Across the board, the particular characteristic that most stood out during my conversations with the rural populace in India and The Philippines, as well as prior experiences elsewhere, was their undeniable pride in their degree of self reliance, and thus, their level of independence from the formal or cash based economy.
Over and over, people would proudly point to assets like firewood, livestock, kitchen gardens etc and emphasize that these resources were “free” and didn’t need to be purchased for cash, often in the same breath pointing out how everything needed to be bought if you lived in the city. Whether it was a nanny goat kept just for milk for morning tea or an extra sack of rice held back from the harvest sales, there was a distinct sense of achievement for every penny that didn’t have to be spent.
This trait of minimizing the need for actual cash money also cropped up in other patterns of behaviour including the storage of wealth in the form of ‘kind’ or ‘goods’ (that could be liquidated if required); cashless transactions, from the simple to the sophisticated; and the rapid conversion of cash received into goods or “kind” (livestock for example).
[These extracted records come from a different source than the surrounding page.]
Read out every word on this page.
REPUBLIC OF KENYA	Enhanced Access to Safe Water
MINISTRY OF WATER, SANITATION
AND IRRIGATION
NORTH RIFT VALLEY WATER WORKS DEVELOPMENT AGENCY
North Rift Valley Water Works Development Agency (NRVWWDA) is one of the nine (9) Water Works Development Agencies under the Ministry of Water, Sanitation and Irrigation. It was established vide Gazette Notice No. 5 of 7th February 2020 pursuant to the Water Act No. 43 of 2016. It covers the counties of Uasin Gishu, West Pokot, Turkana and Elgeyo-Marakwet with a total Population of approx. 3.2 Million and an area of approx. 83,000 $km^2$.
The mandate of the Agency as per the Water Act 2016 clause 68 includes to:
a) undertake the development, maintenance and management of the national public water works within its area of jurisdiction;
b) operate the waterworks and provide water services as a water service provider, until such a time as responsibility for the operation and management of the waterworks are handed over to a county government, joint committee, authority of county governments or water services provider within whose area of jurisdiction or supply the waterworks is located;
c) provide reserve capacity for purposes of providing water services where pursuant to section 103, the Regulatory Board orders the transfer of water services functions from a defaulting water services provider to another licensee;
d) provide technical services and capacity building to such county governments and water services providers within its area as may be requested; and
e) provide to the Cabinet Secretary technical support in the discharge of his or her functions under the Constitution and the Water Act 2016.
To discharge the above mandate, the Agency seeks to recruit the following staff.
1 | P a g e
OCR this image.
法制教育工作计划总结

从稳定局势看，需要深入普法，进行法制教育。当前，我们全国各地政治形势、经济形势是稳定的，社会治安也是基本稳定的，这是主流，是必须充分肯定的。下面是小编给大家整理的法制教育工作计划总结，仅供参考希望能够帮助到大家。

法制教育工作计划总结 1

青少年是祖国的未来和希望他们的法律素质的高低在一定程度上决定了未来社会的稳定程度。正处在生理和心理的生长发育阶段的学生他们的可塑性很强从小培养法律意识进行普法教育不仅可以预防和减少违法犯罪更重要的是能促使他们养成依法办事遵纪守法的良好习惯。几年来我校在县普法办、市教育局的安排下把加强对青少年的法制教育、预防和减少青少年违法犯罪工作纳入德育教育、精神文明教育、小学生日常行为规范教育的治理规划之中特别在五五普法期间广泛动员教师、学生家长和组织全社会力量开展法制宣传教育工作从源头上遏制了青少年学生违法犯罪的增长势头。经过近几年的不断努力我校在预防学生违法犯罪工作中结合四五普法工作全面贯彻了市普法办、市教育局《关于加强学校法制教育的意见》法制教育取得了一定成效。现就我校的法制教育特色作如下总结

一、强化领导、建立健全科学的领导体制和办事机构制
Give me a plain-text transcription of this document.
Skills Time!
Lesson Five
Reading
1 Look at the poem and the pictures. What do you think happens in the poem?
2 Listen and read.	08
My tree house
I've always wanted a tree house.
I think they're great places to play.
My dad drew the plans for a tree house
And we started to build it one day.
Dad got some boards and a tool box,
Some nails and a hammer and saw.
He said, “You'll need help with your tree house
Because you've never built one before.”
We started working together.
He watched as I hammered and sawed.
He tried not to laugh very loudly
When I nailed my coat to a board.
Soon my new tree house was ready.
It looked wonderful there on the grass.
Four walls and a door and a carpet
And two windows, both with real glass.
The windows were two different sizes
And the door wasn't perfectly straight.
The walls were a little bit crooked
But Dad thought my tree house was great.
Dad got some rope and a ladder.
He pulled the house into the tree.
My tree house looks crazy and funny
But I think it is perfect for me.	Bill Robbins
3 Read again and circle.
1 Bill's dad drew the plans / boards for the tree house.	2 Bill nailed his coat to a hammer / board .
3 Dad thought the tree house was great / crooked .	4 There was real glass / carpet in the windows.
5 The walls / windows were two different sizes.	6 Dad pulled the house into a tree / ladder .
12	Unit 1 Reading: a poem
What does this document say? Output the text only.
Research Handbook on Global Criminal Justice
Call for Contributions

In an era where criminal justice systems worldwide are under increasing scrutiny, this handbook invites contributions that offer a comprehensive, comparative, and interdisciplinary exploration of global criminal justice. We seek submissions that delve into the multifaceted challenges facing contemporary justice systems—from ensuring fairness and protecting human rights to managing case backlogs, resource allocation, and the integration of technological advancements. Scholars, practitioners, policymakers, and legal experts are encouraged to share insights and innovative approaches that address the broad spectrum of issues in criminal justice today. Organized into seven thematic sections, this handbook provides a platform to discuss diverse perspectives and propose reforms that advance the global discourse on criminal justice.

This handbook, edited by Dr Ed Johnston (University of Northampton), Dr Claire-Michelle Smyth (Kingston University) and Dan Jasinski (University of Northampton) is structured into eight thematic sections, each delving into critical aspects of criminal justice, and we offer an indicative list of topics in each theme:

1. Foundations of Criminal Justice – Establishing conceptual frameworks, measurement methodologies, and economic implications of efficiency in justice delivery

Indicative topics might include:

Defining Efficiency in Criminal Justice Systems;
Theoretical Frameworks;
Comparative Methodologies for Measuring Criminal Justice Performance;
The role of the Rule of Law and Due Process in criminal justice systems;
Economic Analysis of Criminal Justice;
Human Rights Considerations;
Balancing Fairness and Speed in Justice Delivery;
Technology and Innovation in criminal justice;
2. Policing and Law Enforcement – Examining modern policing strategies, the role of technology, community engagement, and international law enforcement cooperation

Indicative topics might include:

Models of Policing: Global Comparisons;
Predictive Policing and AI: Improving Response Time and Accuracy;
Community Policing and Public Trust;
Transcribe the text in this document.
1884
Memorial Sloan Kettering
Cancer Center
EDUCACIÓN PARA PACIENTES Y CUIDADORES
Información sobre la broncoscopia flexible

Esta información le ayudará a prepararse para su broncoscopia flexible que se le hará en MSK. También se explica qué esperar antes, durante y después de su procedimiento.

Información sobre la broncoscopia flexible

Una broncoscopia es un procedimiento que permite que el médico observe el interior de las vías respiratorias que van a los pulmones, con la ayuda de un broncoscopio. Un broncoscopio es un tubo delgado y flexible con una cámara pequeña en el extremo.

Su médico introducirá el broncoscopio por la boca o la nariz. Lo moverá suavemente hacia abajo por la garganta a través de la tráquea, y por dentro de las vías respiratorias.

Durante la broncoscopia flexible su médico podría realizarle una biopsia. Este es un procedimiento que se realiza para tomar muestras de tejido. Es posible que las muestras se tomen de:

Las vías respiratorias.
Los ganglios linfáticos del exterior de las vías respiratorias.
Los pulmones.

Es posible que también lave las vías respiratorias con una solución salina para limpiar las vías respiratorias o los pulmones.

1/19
All of these behaviours imply a challenge for businesses seeking to serve rural populations effectively since their relative lack of liquidity places them in a challenging position as future customers. While some initiatives are being put into place in order to deal with just this situation, few, if any, are currently applicable to more mainstream purveyors of consumer products and services. While one could conceivably begin to address the challenges of designing payment plans for those with irregular incomes, what happens when you add a tendency to shun liquidity to the mix?